The Vera C. Rubin Observatory Legacy Survey of Space and Time (LSST) will start by the end of 2025 and operate for ten years, offering billions of observations of the southern night sky. One of its main science goals is to create an inventory of the Solar System, allowing for a more detailed understanding of small body populations including the Centaurs, which will benefit from the survey's high cadence and depth. In this paper, we establish the first discovery limits for Centaurs throughout the LSST's decade-long operation using the best available dynamical models.

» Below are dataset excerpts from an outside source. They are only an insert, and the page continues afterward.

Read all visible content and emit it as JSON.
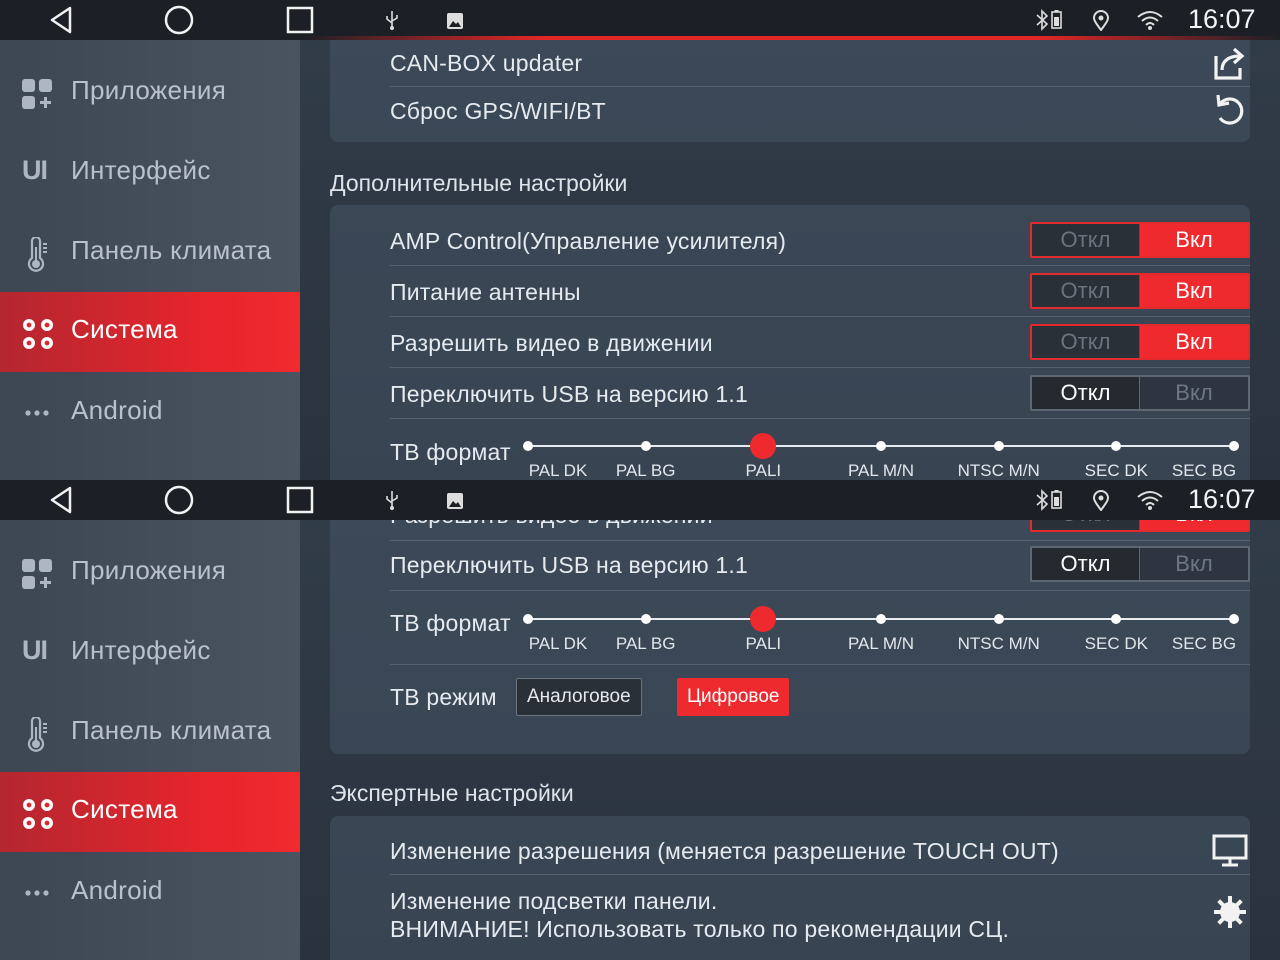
{
  "status": {
    "time": "16:07"
  },
  "sidebar": {
    "items": [
      {
        "label": "Приложения",
        "icon": "apps-grid-icon"
      },
      {
        "label": "Интерфейс",
        "icon_text": "UI"
      },
      {
        "label": "Панель климата",
        "icon": "thermometer-icon"
      },
      {
        "label": "Система",
        "icon": "gears-icon",
        "active": true
      },
      {
        "label": "Android",
        "icon": "more-dots-icon"
      }
    ]
  },
  "top": {
    "items": [
      {
        "label": "CAN-BOX updater",
        "icon": "share-export-icon"
      },
      {
        "label": "Сброс GPS/WIFI/BT",
        "icon": "reset-icon"
      }
    ],
    "section_title": "Дополнительные настройки",
    "toggles": [
      {
        "label": "AMP Control(Управление усилителя)",
        "off": "Откл",
        "on": "Вкл",
        "value": "on"
      },
      {
        "label": "Питание антенны",
        "off": "Откл",
        "on": "Вкл",
        "value": "on"
      },
      {
        "label": "Разрешить видео в движении",
        "off": "Откл",
        "on": "Вкл",
        "value": "on"
      },
      {
        "label": "Переключить USB на версию 1.1",
        "off": "Откл",
        "on": "Вкл",
        "value": "off"
      }
    ],
    "tv_format": {
      "label": "ТВ формат",
      "options": [
        "PAL DK",
        "PAL BG",
        "PALI",
        "PAL M/N",
        "NTSC M/N",
        "SEC DK",
        "SEC BG"
      ],
      "selected": "PALI"
    }
  },
  "bottom": {
    "partial_label": "Разрешить видео в движении",
    "toggle_partial": {
      "off": "Откл",
      "on": "Вкл"
    },
    "usb": {
      "label": "Переключить USB на версию 1.1",
      "off": "Откл",
      "on": "Вкл",
      "value": "off"
    },
    "tv_format": {
      "label": "ТВ формат",
      "options": [
        "PAL DK",
        "PAL BG",
        "PALI",
        "PAL M/N",
        "NTSC M/N",
        "SEC DK",
        "SEC BG"
      ],
      "selected": "PALI"
    },
    "tv_mode": {
      "label": "ТВ режим",
      "analog": "Аналоговое",
      "digital": "Цифровое",
      "selected": "Цифровое"
    },
    "expert_title": "Экспертные настройки",
    "expert_items": [
      {
        "label": "Изменение разрешения (меняется разрешение TOUCH OUT)",
        "icon": "monitor-icon"
      },
      {
        "line1": "Изменение подсветки панели.",
        "line2": "ВНИМАНИЕ! Использовать только по рекомендации СЦ.",
        "icon": "gear-icon"
      }
    ]
  },
  "colors": {
    "accent": "#ef2a2e",
    "statusbar": "#1c2026",
    "sidebar": "#434d59",
    "background": "#2f3844"
  }
}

Using the survey simulator $\texttt{Sorcha}$, we predict a $\sim$7-12 fold increase in Centaurs in the Minor Planet Center (MPC) database, reaching $\sim$1200-2000 (dependent on definition) by the end of the survey - about 50$\%$ of which are expected within the first 2 years. Approximately 30-50 Centaurs will be observed twice as frequently as they fall within one of the LSST's Deep Drilling Fields (DDF) for on average only up to two months. Outside of the DDFs, Centaurs will receive $\sim$200 observations across the $\textit{ugrizy}$ filter range, facilitating searches for cometary-like activity through PSF extension analysis, as well as fitting light-curves and phase curves for color determination. Regardless of definition, over 200 Centaurs will achieve high-quality color measurements across at least three filters in the LSST's six filters. These observations will also provide over 300 well-defined phase curves in the $\textit{griz}$ bands, improving absolute magnitude measurements to a precision of 0.2 mags.